TorchStateCritic

class maze.core.agent.torch_state_critic.TorchStateCritic(networks: Mapping[Union[str, int], torch.nn.Module], num_policies: int, device: str)

Encapsulates multiple torch state critics for training in structured environments.

Parameters
  • networks – Mapping of value functions (critic) to encapsulate.

  • num_policies – The number of corresponding policies.

  • device – Device the policy should be located on (cpu or cuda)

bootstrap_returns(observations: Dict[Union[str, int], Dict[str, torch.Tensor]], rews: numpy.ndarray, dones: numpy.ndarray, gamma: float, gae_lambda: float) → Tuple[Dict[Union[str, int], torch.Tensor], Dict[Union[str, int], torch.Tensor], Dict[Union[str, int], torch.Tensor]]

Bootstrap returns using the value function.

Useful for example to implement PPO or A2C.

Parameters
  • observations – Sub-step observations as tensor dictionary.

  • rews – Array holding the per step rewards.

  • dones – Array indicating if a step is a done step.

  • gamma – Discounting factor

  • gae_lambda – Bias vs variance trade of factor for Generalized Advantage Estimator (GAE)

Returns

Tuple containing the computed returns, the predicted values and the detached predicted values.
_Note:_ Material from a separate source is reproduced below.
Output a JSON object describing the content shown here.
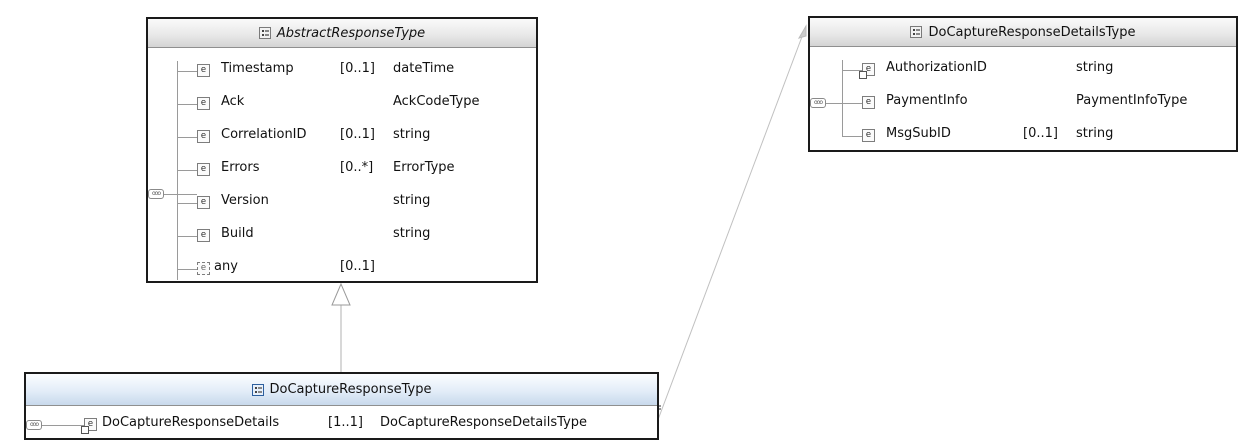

compute_return(gamma: float, gae_lambda: float, rewards: numpy.ndarray, values: torch.Tensor, dones: numpy.ndarray, deltas: torch.Tensor = None) → torch.Tensor

Compute bootstrapped return from rewards and estimated values.

Parameters
  • gamma – Discounting factor

  • gae_lambda – Bias vs variance trade of factor for Generalized Advantage Estimator (GAE)

  • rewards – Step rewards with shape (n_steps, n_workers)

  • values – Predicted values with shape (n_steps, n_workers)

  • dones – Step dones with shape (n_steps, n_workers)

  • deltas – Predicted value deltas to previous sub-step with shape (n_steps, n_workers)

Returns

Per time step returns.

property device

implementation of TorchModel

eval()None

implementation of TorchModel

load_state_dict(state_dict: Dict)None

implementation of TorchModel

abstract property num_critics

Returns the number of critic networks. :return: Number of critic networks.

parameters() → List[torch.Tensor]

implementation of TorchModel

predict_value(observation: Dict[str, numpy.ndarray], critic_id: Union[int, str]) → torch.Tensor

implementation of StateCritic

state_dict() → Dict

implementation of TorchModel

to(device: str)None

implementation of TorchModel

train()None

implementation of TorchModel